Recalling that the temperature difference between the summer and spring was about 25°C, Clemente says, ‘I was interested in how echidna activity changes with these differences and we found that there is a huge effect’. During spring, the animals waddled around at a stately 0.3 m s−1 for much of the day. However, when the temperatures rocketed, the animals dramatically reduced their activity to a couple of hours in the morning and, instead of walking, they sprinted everywhere at their top speed of around 0.6 m s−1; ‘They certainly try to avoid really hot temperatures’, says Clemente.
During the first field trip, he had also noticed a lot of digging scars in the ground where the animals had been prospecting for their favourite snacks – juicy termites.
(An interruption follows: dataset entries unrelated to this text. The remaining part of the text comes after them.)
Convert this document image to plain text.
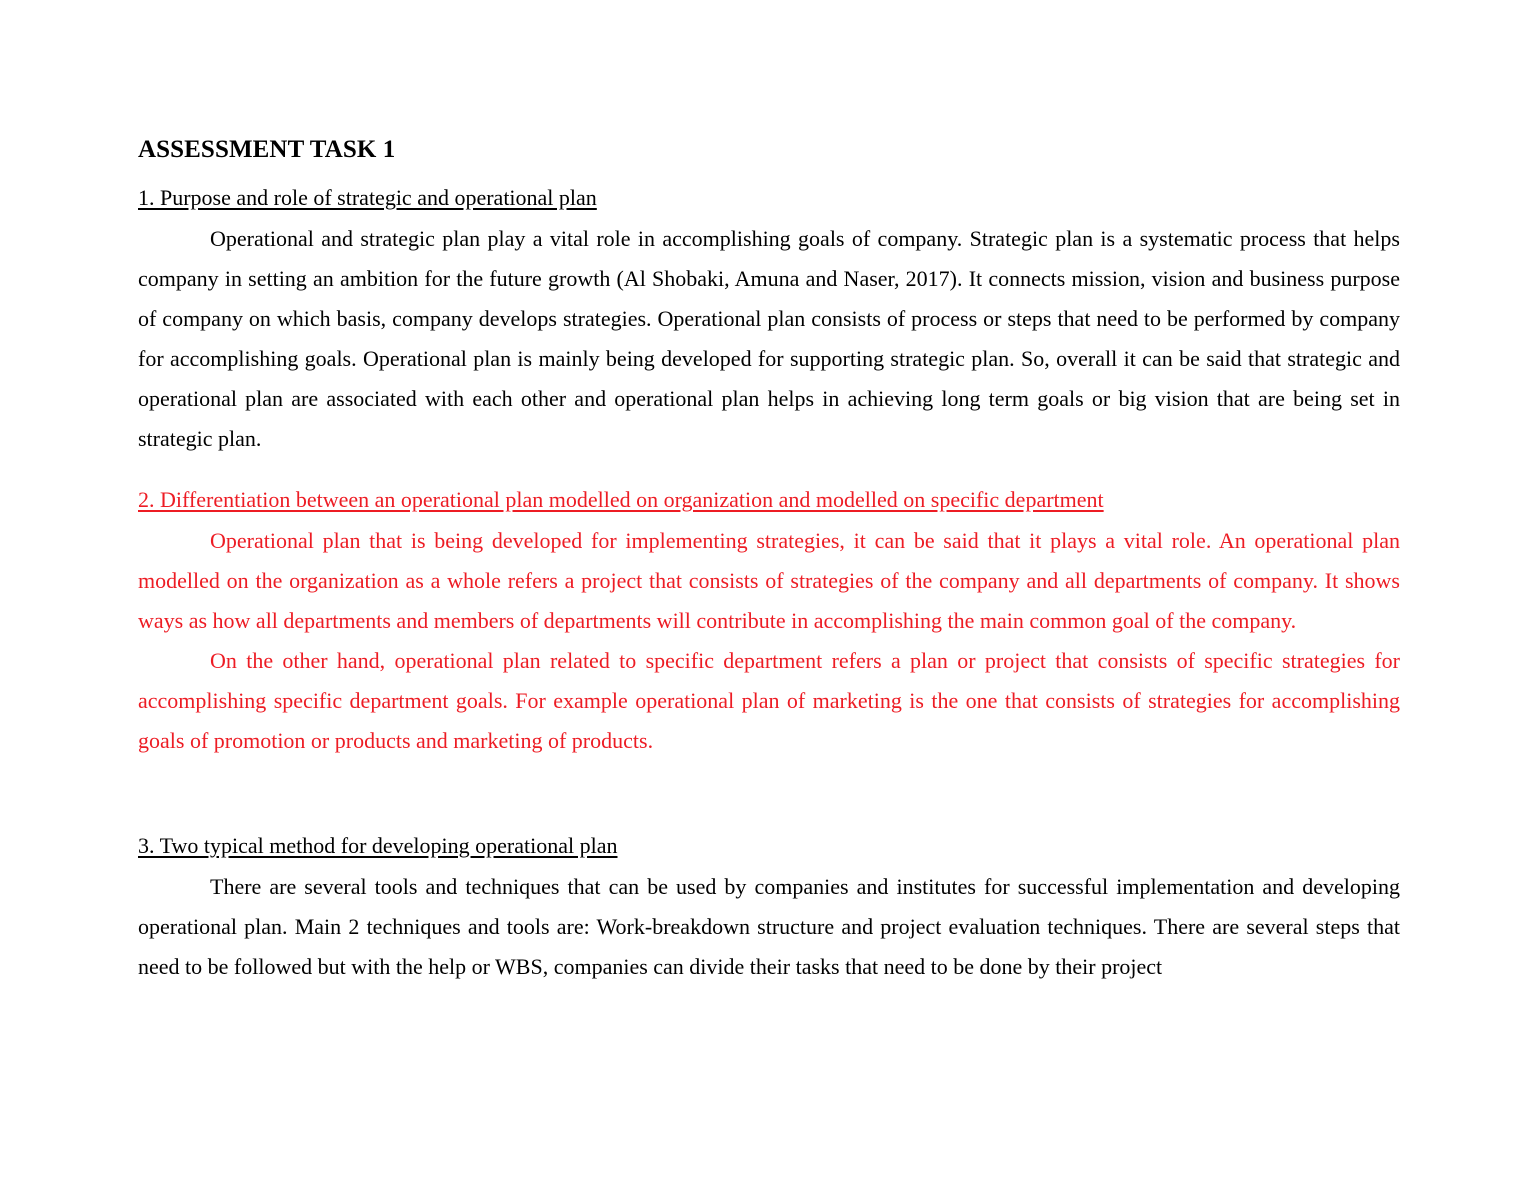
ASSESSMENT TASK 1
1. Purpose and role of strategic and operational plan

Operational and strategic plan play a vital role in accomplishing goals of company. Strategic plan is a systematic process that helps company in setting an ambition for the future growth (Al Shobaki, Amuna and Naser, 2017). It connects mission, vision and business purpose of company on which basis, company develops strategies. Operational plan consists of process or steps that need to be performed by company for accomplishing goals. Operational plan is mainly being developed for supporting strategic plan. So, overall it can be said that strategic and operational plan are associated with each other and operational plan helps in achieving long term goals or big vision that are being set in strategic plan.

2. Differentiation between an operational plan modelled on organization and modelled on specific department

Operational plan that is being developed for implementing strategies, it can be said that it plays a vital role. An operational plan modelled on the organization as a whole refers a project that consists of strategies of the company and all departments of company. It shows ways as how all departments and members of departments will contribute in accomplishing the main common goal of the company.

On the other hand, operational plan related to specific department refers a plan or project that consists of specific strategies for accomplishing specific department goals. For example operational plan of marketing is the one that consists of strategies for accomplishing goals of promotion or products and marketing of products.

3. Two typical method for developing operational plan

There are several tools and techniques that can be used by companies and institutes for successful implementation and developing operational plan. Main 2 techniques and tools are: Work-breakdown structure and project evaluation techniques. There are several steps that need to be followed but with the help or WBS, companies can divide their tasks that need to be done by their project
Wondering how much of an impact the animals’ excavations might have on the environment, Clemente was impressed to see that they invested as much as 10% of each day in digging. And when he calculated how much soil an individual could shift in a year, it was an impressive 200 m3; ‘so if you have 12 echidnas, they are moving the volume of an Olympic-sized swimming pool of dirt a year, which is quite a lot’, laughs Clemente. And he suspects that the echidna's monumental earthworks could have profound implications for Australia's environmental health. Explaining that the echidna is one of the few native burrowing species surviving in Australia and that burrowing animals are essential for aerating soil and mixing in organic material, Clemente says, ‘They are probably one of the last really big bioturbators [soil mixers] left in Australia, which means that they are really important for the environment’.